More infrastructure spending is on the horizon, and along with it will be more excavation in our cities and towns—and all this activity by telecommunications, power companies and the many firms involved in public works and infrastructure is likely to cause more disruption to all.
New funding streams at the federal, state and local levels will bring new fiber optic cable installation, utilities and underground power lines, all of which are likely to be up-and-coming projects as a result of the Bipartisan Infrastructure Law. If not coordinated properly, these projects could become a headache for anyone trying to get around town when multiple interests are excavating and tearing up the area, with no coordination with other projects.
This has brought attention to a “dig once” approach that, if pulled off successfully, would involve collaboration between organizaations and cause much less disruption to everyone that must be detoured around excavation. When the Government Accountability Office studied the problem back in 2012, they found that not only would collaboration provide the obvious benefits of less excavation, and therefore less disruption, but it would also cut overall costs by over 30% in cities and over 15% in rural areas.

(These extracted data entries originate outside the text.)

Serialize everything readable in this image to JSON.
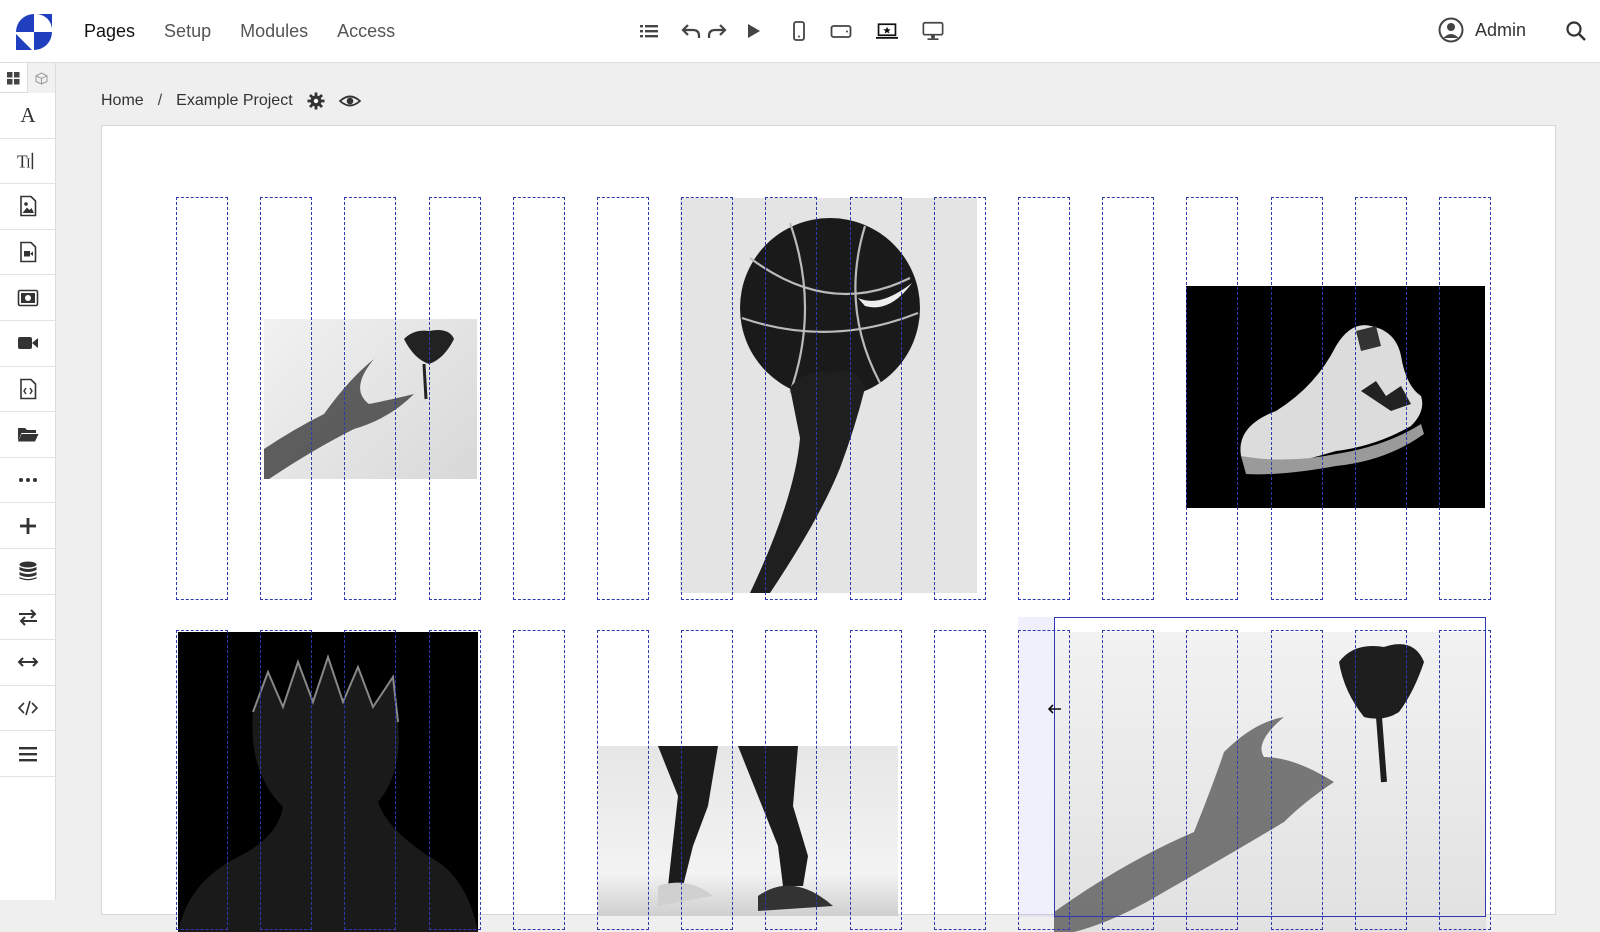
{
  "nav": {
    "items": [
      {
        "label": "Pages",
        "active": true
      },
      {
        "label": "Setup",
        "active": false
      },
      {
        "label": "Modules",
        "active": false
      },
      {
        "label": "Access",
        "active": false
      }
    ]
  },
  "toolbar": {
    "icons": [
      "list-icon",
      "undo-icon",
      "redo-icon",
      "play-icon",
      "phone-view-icon",
      "tablet-view-icon",
      "laptop-view-icon",
      "desktop-view-icon"
    ],
    "active_view": "laptop-view"
  },
  "user": {
    "name": "Admin"
  },
  "sidebar": {
    "tabs": [
      "grid-icon",
      "cube-icon"
    ],
    "tools": [
      "font-icon",
      "text-block-icon",
      "image-file-icon",
      "video-file-icon",
      "photo-icon",
      "video-camera-icon",
      "code-file-icon",
      "folder-icon",
      "more-icon",
      "add-icon",
      "database-icon",
      "swap-icon",
      "resize-horizontal-icon",
      "code-icon",
      "menu-icon"
    ]
  },
  "breadcrumb": {
    "home": "Home",
    "separator": "/",
    "project": "Example Project"
  },
  "colors": {
    "guide": "#3038b0",
    "accent": "#1f3fbf"
  }
}
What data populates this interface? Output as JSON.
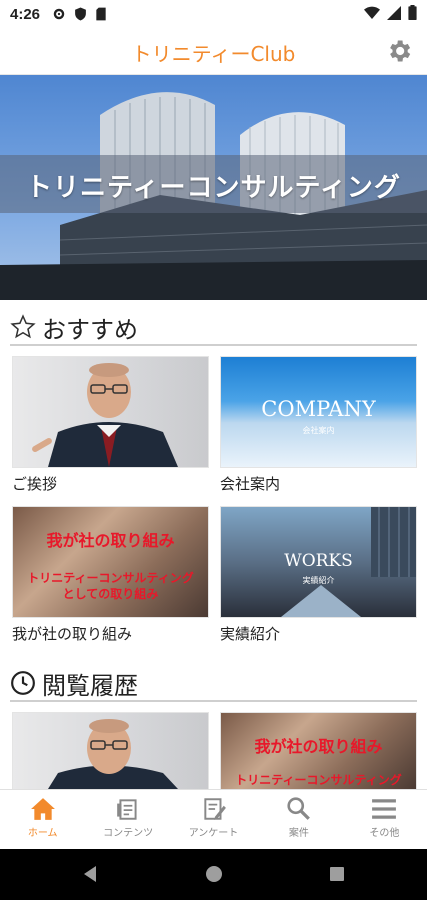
{
  "status": {
    "time": "4:26"
  },
  "app": {
    "title": "トリニティーClub"
  },
  "hero": {
    "text": "トリニティーコンサルティング"
  },
  "recommended": {
    "heading": "おすすめ",
    "items": [
      {
        "caption": "ご挨拶"
      },
      {
        "caption": "会社案内",
        "overlay_title": "COMPANY",
        "overlay_sub": "会社案内"
      },
      {
        "caption": "我が社の取り組み",
        "overlay_line1": "我が社の取り組み",
        "overlay_line2": "トリニティーコンサルティング",
        "overlay_line3": "としての取り組み"
      },
      {
        "caption": "実績紹介",
        "overlay_title": "WORKS",
        "overlay_sub": "実績紹介"
      }
    ]
  },
  "history": {
    "heading": "閲覧履歴",
    "items": [
      {},
      {
        "overlay_line1": "我が社の取り組み",
        "overlay_line2": "トリニティーコンサルティング"
      }
    ]
  },
  "nav": {
    "items": [
      {
        "label": "ホーム",
        "icon": "home-icon"
      },
      {
        "label": "コンテンツ",
        "icon": "contents-icon"
      },
      {
        "label": "アンケート",
        "icon": "survey-icon"
      },
      {
        "label": "案件",
        "icon": "search-icon"
      },
      {
        "label": "その他",
        "icon": "menu-icon"
      }
    ]
  },
  "colors": {
    "accent": "#f28a2c",
    "inactive": "#888888"
  }
}
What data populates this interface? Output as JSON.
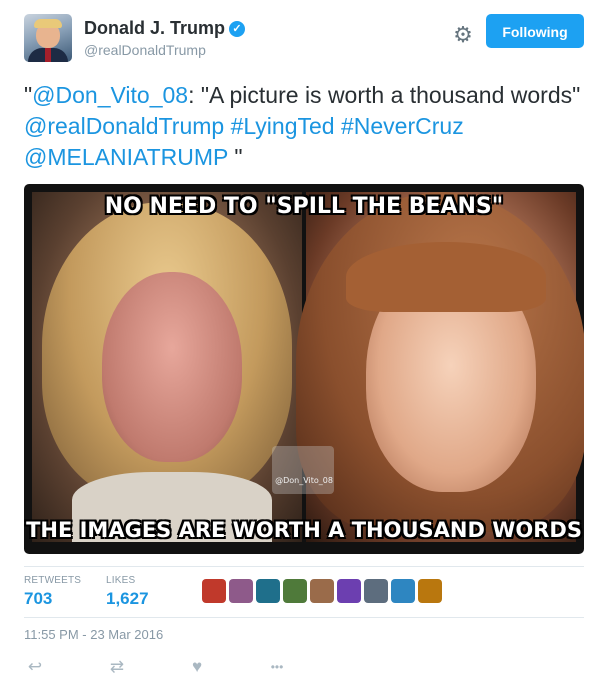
{
  "user": {
    "name": "Donald J. Trump",
    "handle": "@realDonaldTrump",
    "verified_icon": "✓"
  },
  "follow_button": {
    "label": "Following",
    "color": "#1da1f2"
  },
  "settings_icon": "gear-icon",
  "tweet": {
    "parts": [
      {
        "text": "\"",
        "link": false
      },
      {
        "text": "@Don_Vito_08",
        "link": true
      },
      {
        "text": ": \"A picture is worth a thousand words\" ",
        "link": false
      },
      {
        "text": "@realDonaldTrump",
        "link": true
      },
      {
        "text": " ",
        "link": false
      },
      {
        "text": "#LyingTed",
        "link": true
      },
      {
        "text": " ",
        "link": false
      },
      {
        "text": "#NeverCruz",
        "link": true
      },
      {
        "text": " ",
        "link": false
      },
      {
        "text": "@MELANIATRUMP",
        "link": true
      },
      {
        "text": " \"",
        "link": false
      }
    ]
  },
  "media": {
    "caption_top": "NO NEED TO \"SPILL THE BEANS\"",
    "caption_bottom": "THE IMAGES ARE WORTH A THOUSAND WORDS",
    "watermark": "@Don_Vito_08"
  },
  "stats": {
    "retweets_label": "RETWEETS",
    "retweets_value": "703",
    "likes_label": "LIKES",
    "likes_value": "1,627",
    "liker_colors": [
      "#c0392b",
      "#8e5a8a",
      "#1f6f8b",
      "#4f7a3a",
      "#9a6b4a",
      "#6c3fb0",
      "#5d6d7e",
      "#2e86c1",
      "#b9770e"
    ]
  },
  "timestamp": "11:55 PM - 23 Mar 2016",
  "actions": {
    "reply_icon": "↩",
    "retweet_icon": "⇄",
    "like_icon": "♥",
    "more_icon": "•••"
  },
  "colors": {
    "link": "#1b95e0",
    "muted": "#8899a6",
    "text": "#292f33"
  }
}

Many industries such as building construction, airframe manufacturing, shipbuilding and others use planning and scheduling tools to minimize disruptions.
In their August 2022 article, “‘Dig once’ could help states manage material and worker shortages,” McKinsey & Co. notes that fidelity and rigor in scheduling and planning excavation not only reduces costs, but helps all stakeholders manage already strained resources such as material supply and labor shortages.
A straighter path in excavation that heads towards “dig once,” instead of digging in multiple places at different times, by different entities, resides in coordination of effort. According to McKinsey & Co., some states have already taken initiatives.
The article cites several examples of successful dig once approaches: “Arizona, for example, requires its Department of Transportation (DOT) to coordinate with telecom companies during road construction projects along rural highways to install broadband conduits and help close the digital divide. Illinois, Maryland, and Minnesota also promote coordination between their DOTs and private broadband providers. The Michigan Infrastructure Council has a coordination portal that documents infrastructure construction and alerts owners to overlapping projects.”
In addition to simple coordination by different stakeholders, they also promote the use of digital tools—just as is used in other complex projects—as a reasonable approach to minimize excavation and dig once.
“More sophisticated digital tools could also be harnessed to improve project design and delivery,” according to the report. “For example, models that draw from multiple sources could be built on top of a geospatial map of the entire infrastructure portfolio and then layered with information on individual projects.”